The arbitrator noted that the policy was reasonable at the time it was developed and implemented – its purpose was to protect employee safety, it followed public health advice, it restricted the handling of employees’ vaccine status information, it acknowledged human rights-related exceptions, and alternative measures such as testing were not reasonable alternatives to vaccination.

Read more: A BC employer’s mandatory vaccination policy was reasonable, but disciplining or terminating employees for non-compliance was not, an arbitrator found.

Management rights

“The workplace context of this particular employer favoured the implementation of a policy, given that so many employees had to attend at the workplace and could not work from home,” says Appiah. “Ultimately, the collective agreement didn't require the employer to seek the permission of the union in implementing the policy itself – it was within management rights to implement the policy.”

In addition, the arbitrator said that there was no right to remain unvaccinated and stay actively employed – the right was to make a personal choice to remain unvaccinated and experience the impacts of that choice, such as being put on unpaid leave.

However, the arbitrator noted that the circumstances of the pandemic were changing when the Stellantis policy came into effect on Dec. 31, 2021. The Omicron wave had arrived in Ontario and various studies indicated that the efficacy of two-dose vaccination was decreasing, particularly in terms of the difference in viral loads and transmissibility between vaccinated and non-vaccinated individuals.

In addition, there were significantly more positive cases in the assembly plants after unvaccinated employees were removed from the workplace as of Jan. 1, 2022, the arbitrator said.

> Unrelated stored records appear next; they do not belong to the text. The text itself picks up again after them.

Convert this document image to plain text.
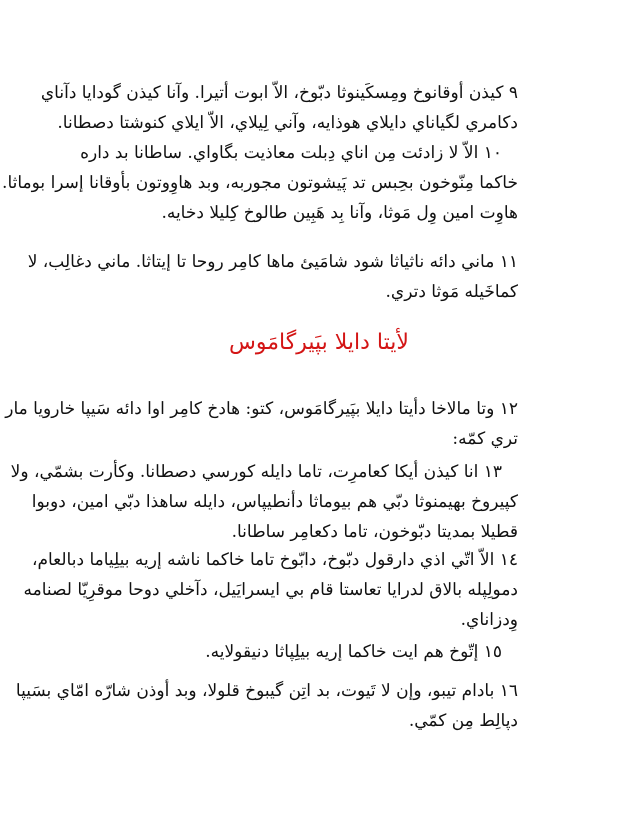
٩ كيذن أوقانوخ ومِسكَينوثا دبّوخ، الاّ ابوت أتيرا. وآنا كيذن گودايا دآناي
دكامري لگياناي دايلاي هوذايه، وآني لِيلاي، الاّ ايلاي كنوشتا دصطانا.
١٠ الاّ لا زادئت مِن اناي دِبلت معاذيت بگاواي. ساطانا بد داره
خاكما مِنّوخون بحِبس تد پَيشوتون مجوربه، وبد هاوِوتون بأوقانا إسرا بوماثا.
هاوِت امين وِل مَوثا، وآنا بِد هَبِين طالوخ كِليلا دخايه.
١١ ماني دائه ناثياثا شود شامَيئ ماها كامِر روحا تا إيتاثا. ماني دغالِب، لا
كماخَيله مَوثا دتري.
لأيتا دايلا بپَيرگامَوس
١٢ وتا مالاخا دأيتا دايلا بپَيرگامَوس، كتو: هادخ كامِر اوا دائه سَيپا خارويا مار
تري كمّه:
١٣ انا كيذن أيكا كعامرِت، تاما دايله كورسي دصطانا. وكأرت بشمّي، ولا
كپيروخ بهيمنوثا دبّي هم بيوماثا دأنطيپاس، دايله ساهذا دبّي امين، دوبوا
قطيلا بمديتا دبّوخون، تاما دكعامِر ساطانا.
١٤ الاّ اتّي اذي دارقول دبّوخ، دابّوخ تاما خاكما ناشه إريه بيلِياما دبالعام،
دمولِپله بالاق لدرايا تعاستا قام بي ايسرايَيل، دآخلي دوحا موقرِيّا لصنامه
وِدزاناي.
١٥ إتّوخ هم ايت خاكما إريه بيلِپاثا دنيقولايه.
١٦ بادام تيبو، وإن لا تَيوت، بد اتِن گيبوخ قلولا، وبد أوذن شارّه امّاي بسَيپا
دپالِط مِن كمّي.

The arbitrator determined that the policy was no longer reasonable given “the evidence supporting the waning efficacy of that vaccination status and the failure to establish that there is any notable difference in the degree of risk of transmission of the virus as between the vaccinated (as defined in the policy) and the unvaccinated.” As a result, non-compliant employees should be returned to the workplace, the arbitrator said.

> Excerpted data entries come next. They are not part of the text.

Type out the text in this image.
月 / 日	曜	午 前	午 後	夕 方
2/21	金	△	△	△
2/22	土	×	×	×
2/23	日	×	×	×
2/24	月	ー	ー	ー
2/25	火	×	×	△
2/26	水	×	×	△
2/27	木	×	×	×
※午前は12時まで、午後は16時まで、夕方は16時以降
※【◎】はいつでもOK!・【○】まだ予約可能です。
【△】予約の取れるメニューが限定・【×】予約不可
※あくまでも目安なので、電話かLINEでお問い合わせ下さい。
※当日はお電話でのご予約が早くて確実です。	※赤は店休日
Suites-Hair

No mechanism to adapt to changing circumstances

The arbitrator added that the vaccination policy did not incorporate a period review of the changing circumstances and risk, and suggested that such a mechanism and a change in the circumstances could re-establish the reasonableness of the policy.

Appiah says that the most pressing concern of the arbitrator was that lack of mechanism for an ongoing review of the science and circumstances around the pandemic that would allow the policy to adapt.

“It was a standing policy, no matter what developments were ongoing with respect to the pandemic or the COVID-19 virus, so I think what the employer could have done differently is just ensure that there was some form of ongoing review,” says Appiah.

“Generally speaking, in my view, where you've got any policy based on exigent circumstances, an employer should have a policy that is responsive to those exigent circumstances and changes as the exigent circumstances change – in this case, the policy fell short.”

Read more: A group of 20 workers have launched a lawsuit against the City of Windsor after they were fired for non-compliance with the city’s vaccination policy.

However, in light of that concern, the decision seems to have left the door open to re-establish the policy, adds Appiah.

“The union obviously had a concern about the intrusiveness of the policy, particularly given the context of the Omicron version of the virus,” he says. “But it seems to me, based on the arbitrator’s decision, if the policy had been more restrictive – that it required a two-dose vaccination plus boosters that would enhance the efficacy of the vaccine – then the policy would have passed muster.”

“So interestingly, a more stringent vaccine policy may have won the arbitration [for] the employer.”

See FCA Canada Inc. and Unifor, Local 195 (COVID-19 vaccine mandate), Re, 2022 CarswellOnt 10587.